Sohn Matthias (38) ist erwachsen geworden; er hat ein paarmal den GP von Deutschland auf dem Sachsenring besucht. Jetzt seit elf Jahren nicht mehr, für eine Rennkarriere war er mit 190 cm zu groß.
Ein halbes Jahr vor seinem seinen 67. Geburtstag ging es Reinhold gesundheitlich sehr schlecht. «Er war an diesem Geburtstag ganz gut drauf, schon am Abend vorher», schilderte Elfriede. «Allerdings haben wir ein halbes Jahr vorher nicht gedacht, dass wir noch einmal einen Geburtstag mit ihm feiern können. Reinhold war an einer Lungenentzündung erkrankt, er musste in die Klinik. Da ging es ihm ganz, ganz schlecht. Zu Weihnachten 2019 haben wir mit dem Schlimmsten rechnen müssen.»
Elfriede vermutete schon damals: «Irgendwann wird es seine Lunge nimmer packen, weil er immer wieder aspiriert und abgesaugt werden muss. Wir haben damals ein schreckliches halbes Jahr hinter uns gehabt. Aber nachher hat er sich wieder ganz gut erholt.»
«Die Ärzte in der Fachklinik, wo Reinhold wegen der Lungenentzündung war, haben vor zwei Jahren wieder einmal gesagt, Reinhold sei ein medizinisches Wunder. Er hatte einen wahnsinnigen Willen. Ich sagte immer, er hat noch eine Aufgabe hier auf dieser Erde. Keiner kann sagen, wann deine Stunde geschlagen hat. Er war noch gerne da. Reinhold hatte so eine Ausstrahlung, von ihm ging so eine Wärme und Ruhe aus. Er war zufrieden und bescheiden. Von ihm konnte man viel lernen», blickt Elfriede zurück.
Am Jahresende 2019 hat das alte Pflegeteam nach 22 Jahren gekündigt. «Aber ich habe ein ganz, ganz tolles neues Team gefunden», freut sich Elfriede. «Das ist 'Heimbeatmung', ein Intensiv-Pflegedienst mit Krankenschwestern, die Reinhold auch medizinisch betreuen konnten. Als es ihm vor zwei Jahren so schlecht ging, bin ich in der Nacht alle paar Stunden zu ihm runter gelaufen und habe geschaut, ob er noch lebt. Es war eine schlimme Zeit.»

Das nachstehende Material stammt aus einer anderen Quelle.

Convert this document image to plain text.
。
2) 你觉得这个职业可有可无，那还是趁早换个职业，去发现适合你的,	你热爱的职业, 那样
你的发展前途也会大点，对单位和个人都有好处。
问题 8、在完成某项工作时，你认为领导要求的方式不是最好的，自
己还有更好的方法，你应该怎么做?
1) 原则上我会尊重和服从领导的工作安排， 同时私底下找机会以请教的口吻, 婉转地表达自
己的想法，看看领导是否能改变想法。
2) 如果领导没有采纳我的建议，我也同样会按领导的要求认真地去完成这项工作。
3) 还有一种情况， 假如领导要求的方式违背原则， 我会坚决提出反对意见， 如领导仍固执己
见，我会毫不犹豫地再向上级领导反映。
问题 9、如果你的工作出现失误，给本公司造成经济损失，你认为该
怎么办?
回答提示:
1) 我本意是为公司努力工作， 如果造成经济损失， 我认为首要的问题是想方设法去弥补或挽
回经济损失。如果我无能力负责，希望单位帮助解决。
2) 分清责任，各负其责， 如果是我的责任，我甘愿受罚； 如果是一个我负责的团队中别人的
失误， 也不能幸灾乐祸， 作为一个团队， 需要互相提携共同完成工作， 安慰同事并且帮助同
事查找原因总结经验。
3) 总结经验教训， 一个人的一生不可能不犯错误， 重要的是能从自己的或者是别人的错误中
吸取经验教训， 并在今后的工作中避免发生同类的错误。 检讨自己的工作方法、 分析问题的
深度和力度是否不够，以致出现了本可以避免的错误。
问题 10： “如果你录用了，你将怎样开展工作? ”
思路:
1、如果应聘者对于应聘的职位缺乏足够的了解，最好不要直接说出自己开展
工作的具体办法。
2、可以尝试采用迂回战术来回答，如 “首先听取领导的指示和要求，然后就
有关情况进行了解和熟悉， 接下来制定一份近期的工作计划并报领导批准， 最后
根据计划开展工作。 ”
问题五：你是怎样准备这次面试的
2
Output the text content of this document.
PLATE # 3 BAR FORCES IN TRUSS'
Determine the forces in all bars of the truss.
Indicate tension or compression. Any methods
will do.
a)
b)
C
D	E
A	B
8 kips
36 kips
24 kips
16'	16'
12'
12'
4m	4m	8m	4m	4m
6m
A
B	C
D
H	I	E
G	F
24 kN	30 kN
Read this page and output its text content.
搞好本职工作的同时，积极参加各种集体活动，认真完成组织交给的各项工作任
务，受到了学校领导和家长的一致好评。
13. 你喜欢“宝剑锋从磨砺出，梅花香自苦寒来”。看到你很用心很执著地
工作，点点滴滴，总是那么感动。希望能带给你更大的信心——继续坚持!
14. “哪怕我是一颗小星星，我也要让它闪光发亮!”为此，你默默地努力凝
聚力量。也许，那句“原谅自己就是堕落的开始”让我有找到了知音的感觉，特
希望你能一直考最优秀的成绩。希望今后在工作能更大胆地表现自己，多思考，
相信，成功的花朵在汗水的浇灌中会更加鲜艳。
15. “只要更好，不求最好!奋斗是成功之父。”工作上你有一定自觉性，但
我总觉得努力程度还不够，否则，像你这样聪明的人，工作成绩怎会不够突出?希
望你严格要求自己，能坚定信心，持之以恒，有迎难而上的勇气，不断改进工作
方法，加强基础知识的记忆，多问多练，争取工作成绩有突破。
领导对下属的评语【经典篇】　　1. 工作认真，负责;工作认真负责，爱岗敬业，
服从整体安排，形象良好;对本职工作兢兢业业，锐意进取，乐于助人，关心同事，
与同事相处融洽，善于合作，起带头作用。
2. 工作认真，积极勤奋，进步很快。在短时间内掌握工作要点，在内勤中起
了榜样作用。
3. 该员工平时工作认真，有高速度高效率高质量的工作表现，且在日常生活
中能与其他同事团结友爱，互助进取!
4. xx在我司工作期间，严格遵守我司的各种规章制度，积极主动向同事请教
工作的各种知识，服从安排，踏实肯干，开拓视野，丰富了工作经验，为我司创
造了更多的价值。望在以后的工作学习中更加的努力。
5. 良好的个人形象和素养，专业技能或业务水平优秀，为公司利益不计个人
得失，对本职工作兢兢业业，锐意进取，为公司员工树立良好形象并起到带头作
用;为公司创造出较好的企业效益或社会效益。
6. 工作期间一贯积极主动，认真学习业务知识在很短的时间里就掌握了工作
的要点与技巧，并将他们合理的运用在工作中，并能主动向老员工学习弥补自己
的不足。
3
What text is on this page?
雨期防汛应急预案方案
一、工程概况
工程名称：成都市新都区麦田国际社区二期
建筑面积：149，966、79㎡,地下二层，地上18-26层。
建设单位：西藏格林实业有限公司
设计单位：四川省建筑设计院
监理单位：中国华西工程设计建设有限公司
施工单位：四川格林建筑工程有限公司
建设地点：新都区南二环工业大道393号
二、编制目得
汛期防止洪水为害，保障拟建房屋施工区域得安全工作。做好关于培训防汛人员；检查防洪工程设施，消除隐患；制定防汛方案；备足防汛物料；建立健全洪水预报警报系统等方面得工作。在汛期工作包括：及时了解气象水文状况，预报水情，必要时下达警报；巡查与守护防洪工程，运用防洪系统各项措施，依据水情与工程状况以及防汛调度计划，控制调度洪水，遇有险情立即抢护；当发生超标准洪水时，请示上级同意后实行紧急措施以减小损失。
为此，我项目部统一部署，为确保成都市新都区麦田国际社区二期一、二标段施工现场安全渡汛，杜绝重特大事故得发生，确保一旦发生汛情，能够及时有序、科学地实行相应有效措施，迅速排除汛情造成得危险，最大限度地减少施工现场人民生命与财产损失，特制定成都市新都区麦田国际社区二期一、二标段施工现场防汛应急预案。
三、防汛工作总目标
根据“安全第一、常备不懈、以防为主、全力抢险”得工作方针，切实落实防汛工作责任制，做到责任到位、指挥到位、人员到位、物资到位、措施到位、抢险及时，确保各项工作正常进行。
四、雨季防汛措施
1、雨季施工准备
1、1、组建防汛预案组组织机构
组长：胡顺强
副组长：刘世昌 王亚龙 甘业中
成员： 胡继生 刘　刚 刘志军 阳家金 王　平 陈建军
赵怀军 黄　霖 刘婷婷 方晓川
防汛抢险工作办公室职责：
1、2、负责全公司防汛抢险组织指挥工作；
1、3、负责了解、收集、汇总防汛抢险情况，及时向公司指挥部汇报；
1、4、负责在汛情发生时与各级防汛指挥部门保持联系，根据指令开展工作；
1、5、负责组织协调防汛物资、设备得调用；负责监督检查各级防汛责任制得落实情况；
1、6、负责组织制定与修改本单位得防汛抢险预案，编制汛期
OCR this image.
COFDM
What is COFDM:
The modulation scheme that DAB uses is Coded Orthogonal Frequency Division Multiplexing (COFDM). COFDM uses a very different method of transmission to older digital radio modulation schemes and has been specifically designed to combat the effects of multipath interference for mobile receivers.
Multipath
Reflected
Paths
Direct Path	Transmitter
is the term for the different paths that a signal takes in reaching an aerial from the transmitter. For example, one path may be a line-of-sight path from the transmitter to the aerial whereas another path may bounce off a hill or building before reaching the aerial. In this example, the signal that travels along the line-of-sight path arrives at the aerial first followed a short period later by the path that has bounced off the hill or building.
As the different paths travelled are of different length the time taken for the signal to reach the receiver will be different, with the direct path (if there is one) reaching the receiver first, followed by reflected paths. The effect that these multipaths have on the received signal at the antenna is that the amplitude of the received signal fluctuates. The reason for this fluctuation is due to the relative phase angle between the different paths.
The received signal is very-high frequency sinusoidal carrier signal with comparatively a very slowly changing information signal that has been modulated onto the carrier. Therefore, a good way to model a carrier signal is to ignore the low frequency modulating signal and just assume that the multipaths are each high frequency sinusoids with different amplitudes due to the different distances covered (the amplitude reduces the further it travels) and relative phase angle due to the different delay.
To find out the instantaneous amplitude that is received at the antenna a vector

Der GP-Sieger wurde von der Familie und vom Pflegedienst rund um die Uhr betreut, er verbrachte die Nächte in einem breiten Gitterbett, tagsüber saß er im Rollstuhl, er war seit dem Unfall 1990 halbseitig gelähmt. Manchmal machte er winzige Schritte.
Elfriede Roth hat sich ihre Lebensfreude bewahrt, sie bewunderte ihren Reinhold. «Er hatte eine unglaubliche Aura. Er hat das Haus ausgefüllt», blickt sie voll Bewunderung zurück. «Wenn es Reinhold gut ging, waren wir alle miteinander richtig glücklich.»